Оказывается, в первую же неделю катаклизма новая власть объявила по радио «Европа-Плюс», что всем членам Союза писателей предлагается явиться на базарную площадь (бывшую Дворцовую) для обсуждения с новым руководством вопросов сотрудничества…
Баринова спасло то, что он был не член.
Он потом и рассказывал Саше Мельникову:
– А почему я предпочитал одиночество? Почему не был тусовочным? Потому что надо же кому-то создавать то, что потом служит пищей тусовщикам. А это ведь трудоемкий процесс – писать умные книжки, и совмещать его с тусованием практически невозможно. Здесь либо писательский процесс с глубоким в него погружением, либо лелеяние своего Я в тусовке с себе подобными.

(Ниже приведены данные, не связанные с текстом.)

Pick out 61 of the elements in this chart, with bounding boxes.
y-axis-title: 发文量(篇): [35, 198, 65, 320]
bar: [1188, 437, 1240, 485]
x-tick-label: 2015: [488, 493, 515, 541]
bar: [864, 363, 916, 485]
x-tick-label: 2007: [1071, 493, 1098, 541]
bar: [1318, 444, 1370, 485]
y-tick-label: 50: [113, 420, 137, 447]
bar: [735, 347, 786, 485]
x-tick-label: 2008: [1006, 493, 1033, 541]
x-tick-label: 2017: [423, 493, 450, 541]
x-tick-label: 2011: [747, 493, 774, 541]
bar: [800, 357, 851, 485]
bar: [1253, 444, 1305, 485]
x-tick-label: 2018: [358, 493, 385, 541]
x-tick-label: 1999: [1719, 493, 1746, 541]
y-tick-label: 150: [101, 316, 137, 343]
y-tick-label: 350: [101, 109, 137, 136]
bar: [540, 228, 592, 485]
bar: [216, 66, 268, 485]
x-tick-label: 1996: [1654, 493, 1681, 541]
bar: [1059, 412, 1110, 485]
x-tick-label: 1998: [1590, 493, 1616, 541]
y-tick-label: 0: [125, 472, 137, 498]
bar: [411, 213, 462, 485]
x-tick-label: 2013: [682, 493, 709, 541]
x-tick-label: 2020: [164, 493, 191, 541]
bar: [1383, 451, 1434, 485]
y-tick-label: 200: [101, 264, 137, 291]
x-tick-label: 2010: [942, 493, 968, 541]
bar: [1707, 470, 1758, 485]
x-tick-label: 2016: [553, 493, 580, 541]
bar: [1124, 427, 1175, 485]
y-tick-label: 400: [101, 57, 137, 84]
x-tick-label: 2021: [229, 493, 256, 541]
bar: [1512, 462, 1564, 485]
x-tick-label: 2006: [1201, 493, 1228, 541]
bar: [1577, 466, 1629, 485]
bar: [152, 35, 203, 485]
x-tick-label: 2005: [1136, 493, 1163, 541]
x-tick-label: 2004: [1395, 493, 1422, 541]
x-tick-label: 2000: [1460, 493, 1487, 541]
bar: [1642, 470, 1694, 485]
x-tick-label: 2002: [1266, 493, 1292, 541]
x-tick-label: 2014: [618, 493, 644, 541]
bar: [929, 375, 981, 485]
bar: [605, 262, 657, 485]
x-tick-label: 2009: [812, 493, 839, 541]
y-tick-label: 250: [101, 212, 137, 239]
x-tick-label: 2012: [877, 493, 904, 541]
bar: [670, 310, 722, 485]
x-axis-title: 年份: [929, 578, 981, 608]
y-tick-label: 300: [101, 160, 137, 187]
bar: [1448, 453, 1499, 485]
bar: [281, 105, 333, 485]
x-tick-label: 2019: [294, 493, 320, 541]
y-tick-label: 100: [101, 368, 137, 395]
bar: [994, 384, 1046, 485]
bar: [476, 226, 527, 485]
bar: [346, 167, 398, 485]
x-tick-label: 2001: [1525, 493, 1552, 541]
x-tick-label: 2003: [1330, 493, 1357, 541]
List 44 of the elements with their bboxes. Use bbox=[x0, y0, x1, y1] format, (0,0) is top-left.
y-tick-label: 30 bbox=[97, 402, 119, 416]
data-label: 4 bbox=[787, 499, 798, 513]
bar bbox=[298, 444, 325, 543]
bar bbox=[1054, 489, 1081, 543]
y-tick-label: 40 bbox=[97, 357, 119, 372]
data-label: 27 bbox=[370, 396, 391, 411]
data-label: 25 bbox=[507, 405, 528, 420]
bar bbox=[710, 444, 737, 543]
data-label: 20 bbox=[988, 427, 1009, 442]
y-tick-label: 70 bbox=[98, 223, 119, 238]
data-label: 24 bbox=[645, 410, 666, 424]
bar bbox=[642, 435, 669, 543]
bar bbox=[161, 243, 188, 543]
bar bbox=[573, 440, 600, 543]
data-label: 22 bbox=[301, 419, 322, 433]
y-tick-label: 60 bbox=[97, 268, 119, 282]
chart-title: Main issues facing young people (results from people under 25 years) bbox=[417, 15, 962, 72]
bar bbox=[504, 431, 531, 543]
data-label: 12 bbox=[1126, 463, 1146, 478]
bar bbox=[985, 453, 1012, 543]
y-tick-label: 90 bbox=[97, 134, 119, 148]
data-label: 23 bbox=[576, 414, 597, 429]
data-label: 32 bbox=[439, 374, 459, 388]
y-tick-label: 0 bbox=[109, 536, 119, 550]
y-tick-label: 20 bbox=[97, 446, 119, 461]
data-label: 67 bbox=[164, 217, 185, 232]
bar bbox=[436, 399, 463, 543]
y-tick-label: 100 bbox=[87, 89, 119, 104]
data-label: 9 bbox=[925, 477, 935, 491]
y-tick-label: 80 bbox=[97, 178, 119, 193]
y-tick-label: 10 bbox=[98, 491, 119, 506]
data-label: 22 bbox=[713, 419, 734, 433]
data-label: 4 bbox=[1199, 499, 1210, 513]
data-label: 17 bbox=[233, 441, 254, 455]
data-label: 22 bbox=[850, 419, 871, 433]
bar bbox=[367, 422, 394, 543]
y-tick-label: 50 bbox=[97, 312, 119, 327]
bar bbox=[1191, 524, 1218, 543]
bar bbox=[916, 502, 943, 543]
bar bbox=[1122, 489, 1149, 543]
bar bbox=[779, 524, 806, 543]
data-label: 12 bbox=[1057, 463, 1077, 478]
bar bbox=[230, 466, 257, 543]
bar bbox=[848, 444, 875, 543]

А потом, одиночество и отсутствие стремления собираться в кучу – это и есть признак силы.
Тогда как принадлежность к тусовке есть признак слабости.
Приходить в некий клуб, сама формальная принадлежность к которому косвенно подтверждает тот статус, что на самом деле дается только Богом.
Идея сбиться в кучу – авось здесь за меня вступятся, если что, – это шакалья идея… А если худых времен не настанет, то здесь можно душевно компенсировать свои сомнения относительно собственной никчемности.
Ведь члены всех этих творческих союзов тешат и лелеят свои комплексы, создавая тусовку по законам: всяк сюда входящий, всяк допущенный сюда бартером тешит и взлелеивает Я своего товарища по тусовке. Ведь это вроде как место для избранных, а раз я здесь, значит, и я, и мой сосед как бы значимые люди. И он, признанный мною, должен признавать и мою гениальность.